Summary Dysembryoplastic neuroepithelial tumors ( DNT s) belong to the surgically treatable long‐term epilepsy–associated group of tumors. Based on cortical specimens provided through epilepsy surgery at Sainte‐Anne hospital, three histologic subtypes (simple, complex, and nonspecific) have been described. Electroclinical data, imaging, intralesional recordings (stereo–electroencephalography [ EEG ]) and histologic correlations have been recently reviewed in order to assess the relationship between the epileptogenic zone ( EZ ), the tumor, and associated focal cortical dysplasia ( FCD ), and to determine optimal strategy for curing epilepsy.
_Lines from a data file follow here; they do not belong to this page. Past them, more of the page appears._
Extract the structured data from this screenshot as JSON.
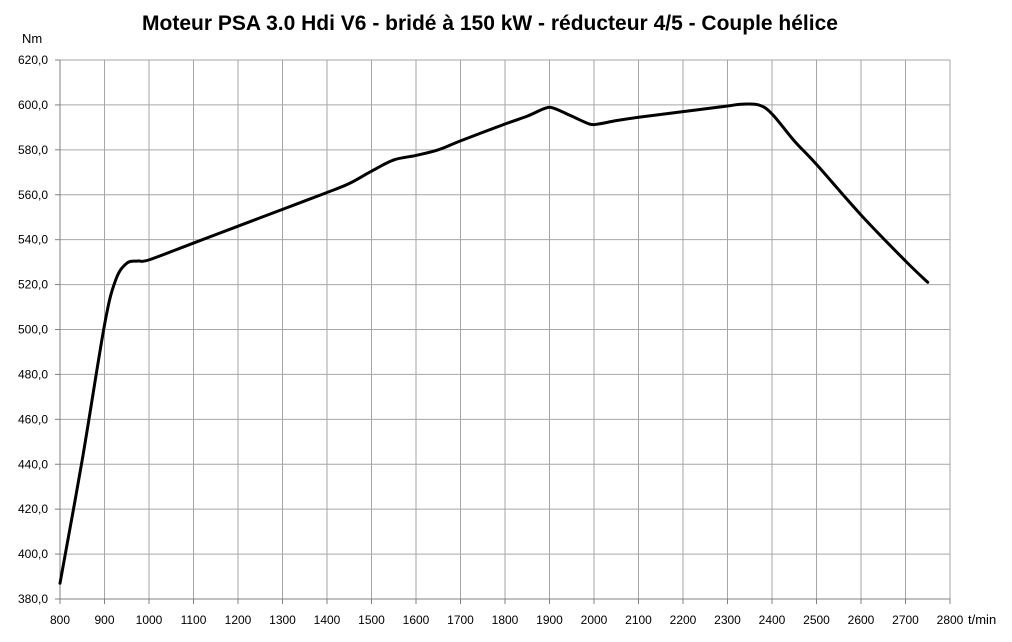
{
  "chart_data": {
    "type": "line",
    "title": "Moteur PSA 3.0 Hdi V6 - bridé à 150 kW - réducteur 4/5 - Couple hélice",
    "ylabel": "Nm",
    "xlabel": "t/min",
    "xlim": [
      800,
      2800
    ],
    "ylim": [
      380,
      620
    ],
    "xticks": [
      800,
      900,
      1000,
      1100,
      1200,
      1300,
      1400,
      1500,
      1600,
      1700,
      1800,
      1900,
      2000,
      2100,
      2200,
      2300,
      2400,
      2500,
      2600,
      2700,
      2800
    ],
    "yticks": [
      "380,0",
      "400,0",
      "420,0",
      "440,0",
      "460,0",
      "480,0",
      "500,0",
      "520,0",
      "540,0",
      "560,0",
      "580,0",
      "600,0",
      "620,0"
    ],
    "grid": true,
    "series": [
      {
        "x": [
          800,
          850,
          900,
          925,
          950,
          975,
          1000,
          1100,
          1200,
          1300,
          1400,
          1450,
          1500,
          1550,
          1600,
          1650,
          1700,
          1800,
          1850,
          1890,
          1910,
          1950,
          1990,
          2010,
          2050,
          2100,
          2200,
          2300,
          2330,
          2370,
          2400,
          2450,
          2500,
          2600,
          2700,
          2750
        ],
        "y": [
          387,
          442,
          502,
          522,
          529.5,
          530.5,
          531,
          538.5,
          546,
          553.5,
          561,
          565,
          570.5,
          575.5,
          577.5,
          580,
          584,
          591.5,
          595,
          598.5,
          598.5,
          595,
          591.5,
          591.5,
          593,
          594.5,
          597,
          599.5,
          600.3,
          600,
          596,
          584,
          573.5,
          551,
          530.5,
          521
        ]
      }
    ],
    "colors": {
      "line": "#000000",
      "grid": "#a6a6a6",
      "axis": "#808080"
    }
  }
}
Based on a large series (78 patients, 50 male, aged 3–54 years, temporal location 73%, nonspecific forms 68%), we found similar electroclinical data in all DNT subtypes, and demonstrated that magnetic resonance imaging ( MRI ) features allow differentiation of histologic subtypes. Type 1 (cystic/polycystic‐like) always corresponded to complex or simple forms, whereas type 2 (nodular‐like) and type 3 (dysplastic‐like) corresponded to nonspecific forms. It is notable that we demonstrated intrinsic epileptogenicity in all cases, but found that the EZ differed significantly according to MRI subtype, colocalizing with the tumor in type 1 MRI , including perilesional cortex in type 2 MRI , and involving extensive areas in type 3 MRI . The main prognostic factors for favorable outcome (83% of seizure‐free patients) were complete tumor and EZ removal, short epilepsy duration, and lack of cortico‐subcortical damage. According to these findings, surgical resection may be restricted to the tumor in type 1 MRI but should be more extensive in other MRI subtypes, especially in type 3 MRI . This MRI ‐based scheme may be helpful for optimal resection in epilepsy due to DNT s. In addition, we emphasize that early surgery is crucial in curing epilepsy.